All of lore.kernel.org
 help / color / mirror / Atom feed
From: Eric Dumazet <eric.dumazet@gmail.com>
To: Nick Bowler <nbowler@elliptictech.com>
Cc: linux-kernel@vger.kernel.org, netdev@vger.kernel.org,
	"David S. Miller" <davem@davemloft.net>
Subject: Re: Regression, bisected: reference leak with IPSec since ~2.6.31
Date: Mon, 20 Sep 2010 23:31:12 +0200	[thread overview]
Message-ID: <1285018272.2323.243.camel@edumazet-laptop> (raw)
In-Reply-To: <1285013853.2323.148.camel@edumazet-laptop>

Le lundi 20 septembre 2010 à 22:17 +0200, Eric Dumazet a écrit :
> Le lundi 20 septembre 2010 à 15:52 -0400, Nick Bowler a écrit :
> > On 2010-09-20 20:20 +0200, Eric Dumazet wrote:
> > > If you change your program to send small frames (so they are not
> > > fragmented), is the problem still present ?
> > 
> > I changed MAX_DGRAM_SIZE in the test program to 1000 (mtu on the
> > interface is 1500).  The short answer is that the references are
> > not leaked, and things seem to get cleaned up.  So the rest of this
> > mail probably describes a separate issue.
> > 
> > The long answer, however, is interesting: With latest Linus' git, the
> > references are cleaned up much later than I would expect.  After running
> > the test program and flushing the SAD/SPD, the reference count is still
> > 1.  If I repeat the test immediately, the reference count will increase
> > further.  I can easily raise the reference count to, say, 100.  Now, if
> > I wait a while (10 minutes or so), the reference count will still be
> > 100.  However, when I run the setkey script after this delay, the
> > reference count drops immediately to 1.  If I then flush the SAD/SPD, it
> > drops to 0.
> > 
> > This behaviour is new: newer than the reported leak.  For example, with
> > 2.6.34, everything works perfectly with MAX_DGRAM_SIZE set to 1000 (the
> > SAs are destroyed immediately when the SAD/SPD are flushed), but the
> > leak occurs with MAX_DGRAM_SIZE set to 10000.
> > 
> 
> Thanks Nick
> 
> I suspect a skb->truesize bug somewhere.
> 
> I can see atomic_read(&sk->sk_wmem_alloc) becoming negative after a
> while...
> 
> I am investigating and let you know.
> 
> Thanks
> 

OK, I found a bug in ip_fragment() and ip6_fragment()

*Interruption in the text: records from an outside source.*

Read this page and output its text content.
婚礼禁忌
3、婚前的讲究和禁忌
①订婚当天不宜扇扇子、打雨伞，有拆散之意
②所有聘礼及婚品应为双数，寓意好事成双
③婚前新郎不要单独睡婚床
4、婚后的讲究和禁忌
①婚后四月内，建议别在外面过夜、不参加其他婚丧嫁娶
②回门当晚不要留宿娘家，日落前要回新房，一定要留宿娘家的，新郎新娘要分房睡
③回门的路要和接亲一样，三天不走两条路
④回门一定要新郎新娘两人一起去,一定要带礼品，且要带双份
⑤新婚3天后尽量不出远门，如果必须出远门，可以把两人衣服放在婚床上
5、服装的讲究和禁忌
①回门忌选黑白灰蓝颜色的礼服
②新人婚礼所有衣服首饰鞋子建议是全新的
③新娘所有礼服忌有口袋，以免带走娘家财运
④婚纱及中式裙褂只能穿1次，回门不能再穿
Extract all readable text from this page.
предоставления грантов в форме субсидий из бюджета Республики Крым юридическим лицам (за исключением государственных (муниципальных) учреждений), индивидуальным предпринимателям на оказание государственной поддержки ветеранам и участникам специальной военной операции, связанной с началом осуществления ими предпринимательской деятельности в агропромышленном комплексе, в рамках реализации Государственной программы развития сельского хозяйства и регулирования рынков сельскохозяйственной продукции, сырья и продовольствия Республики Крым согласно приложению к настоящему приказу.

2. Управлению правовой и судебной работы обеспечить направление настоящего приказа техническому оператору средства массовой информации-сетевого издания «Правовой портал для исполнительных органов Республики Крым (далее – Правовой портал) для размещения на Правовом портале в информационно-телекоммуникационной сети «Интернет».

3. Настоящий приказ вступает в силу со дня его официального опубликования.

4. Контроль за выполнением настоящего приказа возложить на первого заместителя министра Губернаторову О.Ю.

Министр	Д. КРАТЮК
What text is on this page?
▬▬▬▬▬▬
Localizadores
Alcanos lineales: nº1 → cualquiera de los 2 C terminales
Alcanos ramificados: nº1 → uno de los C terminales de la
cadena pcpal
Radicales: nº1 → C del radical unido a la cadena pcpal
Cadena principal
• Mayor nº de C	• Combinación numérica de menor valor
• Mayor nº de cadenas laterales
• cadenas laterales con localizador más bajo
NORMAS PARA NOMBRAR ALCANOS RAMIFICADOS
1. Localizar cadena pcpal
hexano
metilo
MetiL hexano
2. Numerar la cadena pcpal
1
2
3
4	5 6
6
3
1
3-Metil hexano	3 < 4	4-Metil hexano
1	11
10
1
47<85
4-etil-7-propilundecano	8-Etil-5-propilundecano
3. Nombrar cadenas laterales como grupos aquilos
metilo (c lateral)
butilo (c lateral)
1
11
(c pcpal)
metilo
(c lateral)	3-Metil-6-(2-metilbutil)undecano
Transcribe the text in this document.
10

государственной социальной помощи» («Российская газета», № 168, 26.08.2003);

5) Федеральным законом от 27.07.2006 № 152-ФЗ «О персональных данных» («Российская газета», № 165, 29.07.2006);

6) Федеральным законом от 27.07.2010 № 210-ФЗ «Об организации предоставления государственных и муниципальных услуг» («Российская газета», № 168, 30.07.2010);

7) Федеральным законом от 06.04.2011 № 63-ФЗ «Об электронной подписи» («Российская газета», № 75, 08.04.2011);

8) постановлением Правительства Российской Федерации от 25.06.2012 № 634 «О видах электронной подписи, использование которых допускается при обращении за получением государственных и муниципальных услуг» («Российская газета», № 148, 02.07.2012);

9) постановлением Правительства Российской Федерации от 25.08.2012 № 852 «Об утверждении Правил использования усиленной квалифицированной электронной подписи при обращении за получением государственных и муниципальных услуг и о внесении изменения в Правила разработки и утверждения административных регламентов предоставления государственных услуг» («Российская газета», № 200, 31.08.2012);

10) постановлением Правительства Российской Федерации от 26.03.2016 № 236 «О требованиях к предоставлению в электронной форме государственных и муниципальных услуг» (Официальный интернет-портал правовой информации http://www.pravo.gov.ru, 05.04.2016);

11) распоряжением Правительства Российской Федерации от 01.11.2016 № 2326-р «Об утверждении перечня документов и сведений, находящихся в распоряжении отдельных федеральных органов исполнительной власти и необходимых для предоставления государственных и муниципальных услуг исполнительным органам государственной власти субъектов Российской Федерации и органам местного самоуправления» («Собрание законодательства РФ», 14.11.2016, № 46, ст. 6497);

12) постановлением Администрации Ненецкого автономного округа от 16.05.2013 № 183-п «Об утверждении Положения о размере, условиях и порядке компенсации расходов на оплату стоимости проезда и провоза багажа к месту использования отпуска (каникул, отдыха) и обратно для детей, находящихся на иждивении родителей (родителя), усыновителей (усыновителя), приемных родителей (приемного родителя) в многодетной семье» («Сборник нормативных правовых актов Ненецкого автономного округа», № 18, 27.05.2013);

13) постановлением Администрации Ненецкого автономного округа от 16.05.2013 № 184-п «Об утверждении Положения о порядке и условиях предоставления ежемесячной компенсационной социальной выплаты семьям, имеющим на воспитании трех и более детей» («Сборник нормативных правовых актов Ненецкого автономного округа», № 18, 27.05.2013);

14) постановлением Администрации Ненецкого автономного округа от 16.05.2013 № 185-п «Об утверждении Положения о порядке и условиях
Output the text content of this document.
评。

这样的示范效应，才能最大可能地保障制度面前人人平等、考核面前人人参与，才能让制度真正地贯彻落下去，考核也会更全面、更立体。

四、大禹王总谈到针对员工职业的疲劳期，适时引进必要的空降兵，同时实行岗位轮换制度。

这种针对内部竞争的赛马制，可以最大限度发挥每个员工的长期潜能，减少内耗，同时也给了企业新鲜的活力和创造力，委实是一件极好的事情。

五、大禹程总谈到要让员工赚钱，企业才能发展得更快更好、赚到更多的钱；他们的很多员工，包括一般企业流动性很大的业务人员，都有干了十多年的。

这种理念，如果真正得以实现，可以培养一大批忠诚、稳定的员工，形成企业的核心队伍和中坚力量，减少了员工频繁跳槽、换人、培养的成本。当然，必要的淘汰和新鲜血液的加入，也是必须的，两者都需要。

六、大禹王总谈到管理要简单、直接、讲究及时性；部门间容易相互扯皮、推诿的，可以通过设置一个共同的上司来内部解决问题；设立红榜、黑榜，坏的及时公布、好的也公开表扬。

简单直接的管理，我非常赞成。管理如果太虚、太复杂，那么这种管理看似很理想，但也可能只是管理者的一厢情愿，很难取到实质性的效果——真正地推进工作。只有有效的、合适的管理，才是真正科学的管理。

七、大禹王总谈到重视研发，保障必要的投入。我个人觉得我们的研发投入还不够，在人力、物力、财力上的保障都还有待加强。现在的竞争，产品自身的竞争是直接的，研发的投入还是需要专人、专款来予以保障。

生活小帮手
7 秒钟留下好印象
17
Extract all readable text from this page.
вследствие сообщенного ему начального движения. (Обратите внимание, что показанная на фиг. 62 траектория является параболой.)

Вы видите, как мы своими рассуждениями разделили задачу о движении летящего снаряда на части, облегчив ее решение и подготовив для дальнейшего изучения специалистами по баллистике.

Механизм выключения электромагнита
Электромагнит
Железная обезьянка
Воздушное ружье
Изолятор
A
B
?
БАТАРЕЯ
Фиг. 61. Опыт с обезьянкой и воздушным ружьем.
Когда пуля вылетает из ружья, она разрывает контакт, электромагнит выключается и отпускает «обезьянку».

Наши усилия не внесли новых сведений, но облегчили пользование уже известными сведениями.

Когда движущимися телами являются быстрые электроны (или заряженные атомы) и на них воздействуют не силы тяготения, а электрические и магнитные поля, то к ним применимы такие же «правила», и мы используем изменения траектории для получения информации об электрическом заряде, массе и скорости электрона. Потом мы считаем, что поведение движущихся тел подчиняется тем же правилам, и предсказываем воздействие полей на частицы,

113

In case slow_path is hit, we have a truesize mismatch

Could you try following patch ?

Thanks !

[PATCH] ip : fix truesize mismatch in ip fragmentation

We should not set frag->destructor to sock_wkfree() until we are sure we
dont hit slow path in ip_fragment(). Or we risk uncharging
frag->truesize twice, and in the end, having negative socket
sk_wmem_alloc counter, or even freeing socket sooner than expected.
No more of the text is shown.